Most of the other conventions I already follow (first letter CAP'd, etc). One of the things I have found is that whenever I am designing a warehouse; I reuse the original names from the sources. I tend to collect data from multiple systems with the same table name. I reuse all of the same names (table and column names) no matter what. I can then refer to the "source" documentation to describe the content of what I have. I can "slap" an etl_{table_name} on the ETL procedure, and a rpt_{table_name} on any simple reporting procedure I need.

Anyway, that's my $0.02.

Anonymous said...

For stored procedures, instead of using prefixes, if you do, like "usp_", Get, Set, Ins, etc., what are your thoughts on using suffixes instead, example TableNameGet or TableNameCollection. This way in your object explorer you can view all stored procedures related to a single table group together.

You mentioned code generation, are there any in particular that you like/recommend that are hopefully free :) Found http://www.ssmstoolspack.com/, but source code isn't avaiable, so can't tailor them to what I need exactly.

Anonymous said...

Great article, thanks. Just wondering why the use of underscores are discouraged. I certainly do not find them annoying, but I do agree that the use of them should be limited. The rule I follow is that where an acronym is used an underscore is permissible to separate the capitals of the acronym from the capital of the next word, eg HR_Department

Anonymous said...

Thanks for the article.

I agree, I don't think the use of underscores are or are not a best practice. It is a preference. Devs get to stare at the same stuff day in and day out. We all become a bit "anal" as we know it is important to be efficient. Easier to read is more effecient. A godd developer will be anal and very consistent.

When a best practice narrows developer options, it is not very "best" anymore.

I encourage underscores as a manager as my team finds First_Name easier to read then FirstName, especially in a big application. I also don't agree that plurals are to be aviods. The have a place, Event is much differnet than Events. Also Event, although not a keyword in SQL, has implications to program code. Consistent use of plurals indicates alot to my team.
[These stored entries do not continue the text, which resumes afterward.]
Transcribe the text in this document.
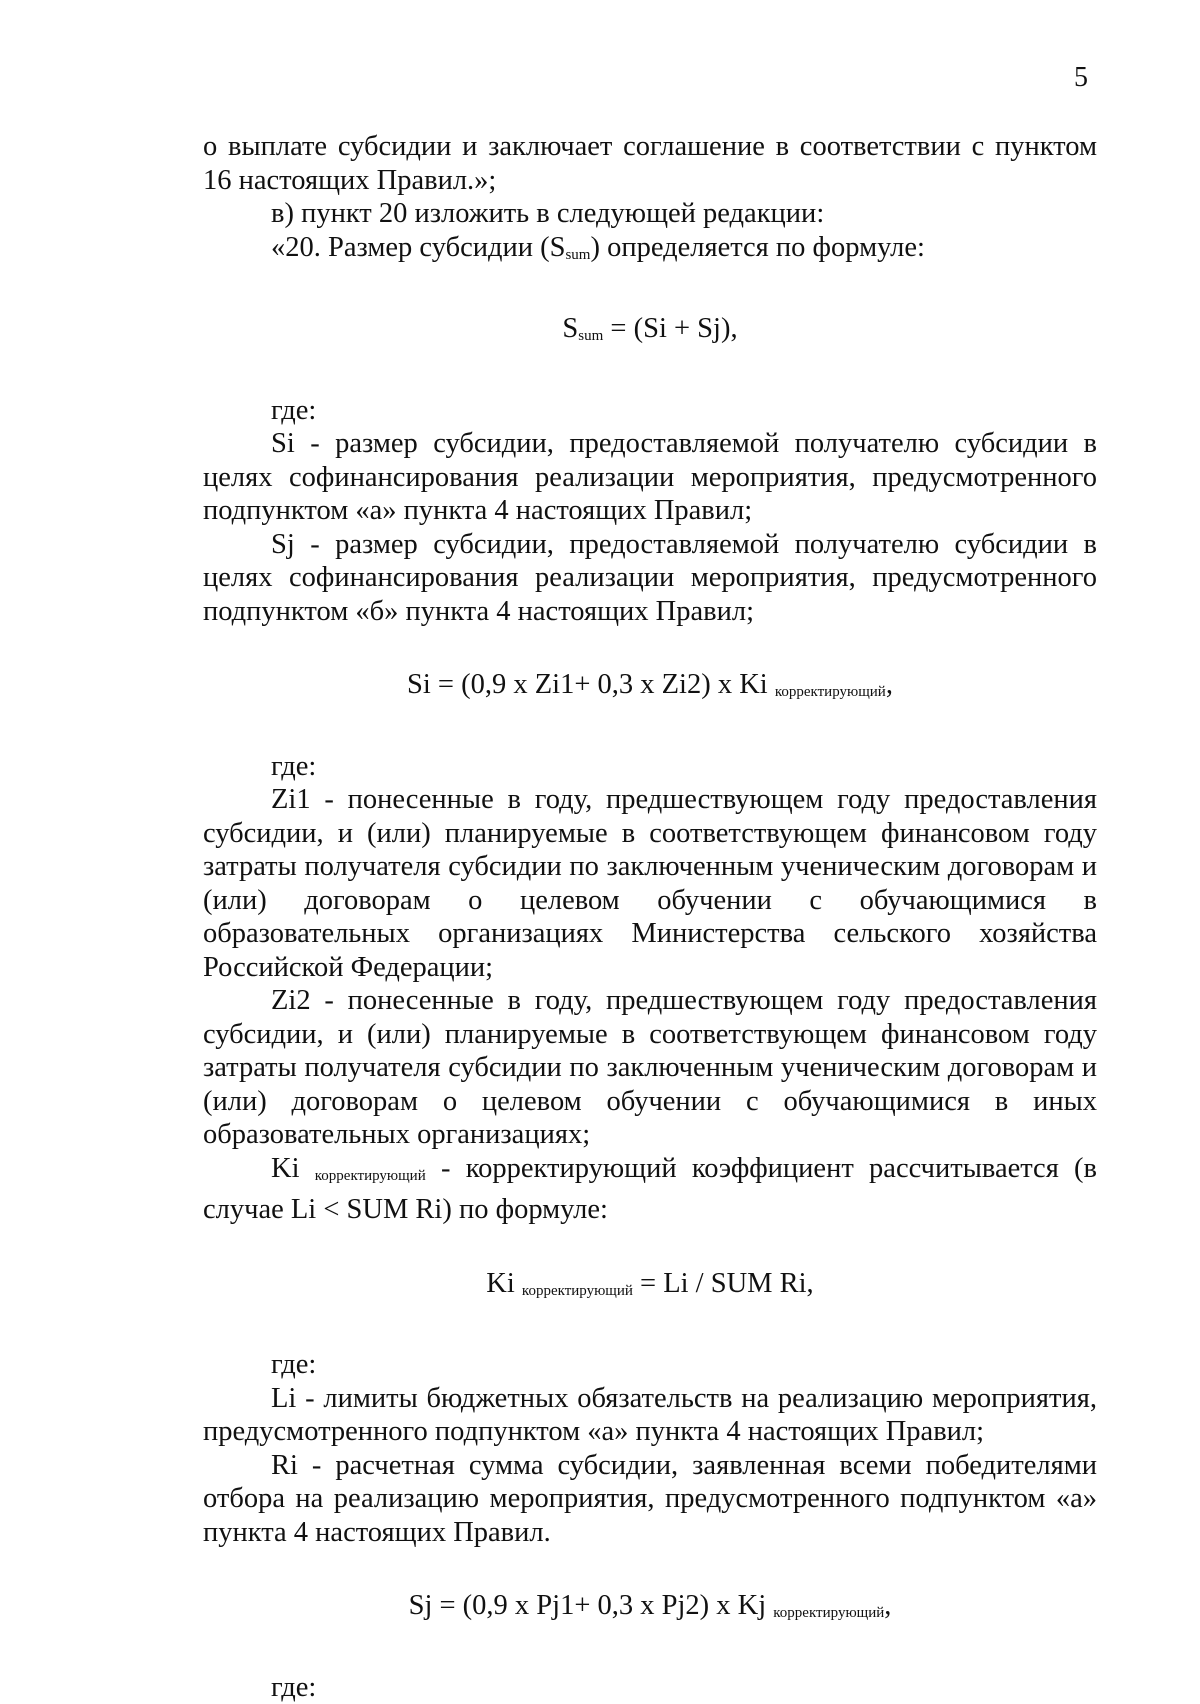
5

о выплате субсидии и заключает соглашение в соответствии с пунктом 16 настоящих Правил.»;

в) пункт 20 изложить в следующей редакции:

«20. Размер субсидии (Ssum) определяется по формуле:

Ssum = (Si + Sj),

где:

Si - размер субсидии, предоставляемой получателю субсидии в целях софинансирования реализации мероприятия, предусмотренного подпунктом «а» пункта 4 настоящих Правил;

Sj - размер субсидии, предоставляемой получателю субсидии в целях софинансирования реализации мероприятия, предусмотренного подпунктом «б» пункта 4 настоящих Правил;

Si = (0,9 x Zi1+ 0,3 x Zi2) x Ki $_{корректирующий}$,

где:

Zi1 - понесенные в году, предшествующем году предоставления субсидии, и (или) планируемые в соответствующем финансовом году затраты получателя субсидии по заключенным ученическим договорам и (или) договорам о целевом обучении с обучающимися в образовательных организациях Министерства сельского хозяйства Российской Федерации;

Zi2 - понесенные в году, предшествующем году предоставления субсидии, и (или) планируемые в соответствующем финансовом году затраты получателя субсидии по заключенным ученическим договорам и (или) договорам о целевом обучении с обучающимися в иных образовательных организациях;

Ki $_{корректирующий}$ - корректирующий коэффициент рассчитывается (в случае Li < SUM Ri) по формуле:

Ki $_{корректирующий}$ = Li / SUM Ri,

где:

Li - лимиты бюджетных обязательств на реализацию мероприятия, предусмотренного подпунктом «а» пункта 4 настоящих Правил;

Ri - расчетная сумма субсидии, заявленная всеми победителями отбора на реализацию мероприятия, предусмотренного подпунктом «а» пункта 4 настоящих Правил.

Sj = (0,9 x Pj1+ 0,3 x Pj2) x Kj $_{корректирующий}$,

где:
Important part, best practice is consistency across all of your applications.

Unknown said...

I'm incrementally building our business applications database, project by project. Your article is excellent as I have arrived upon the same best practices almost verbatim, although I plan to add a few changes after reading this. One comment I'd like to make is the possible use of schemas to help organize your database even more. It's great if you are using a single database for multiple applications. I use sensible abbreviations for each project and CREATE SCHEMA [project abbreviation] for them. It's pretty easy to query every database object in sys.objects that relates to that particular project.

cyrusrynlee said...

When you say "best practice," it simply ,means that there are no fixed rules on how to deal with some problem but what's chosen is known to work for someone but may likely fail when adopted by others. Don't feel guilty whenever you go against "best practices" - that is if your actions will benefit your team, reduce the cost of the business operation and at the same time improve the security of your applications.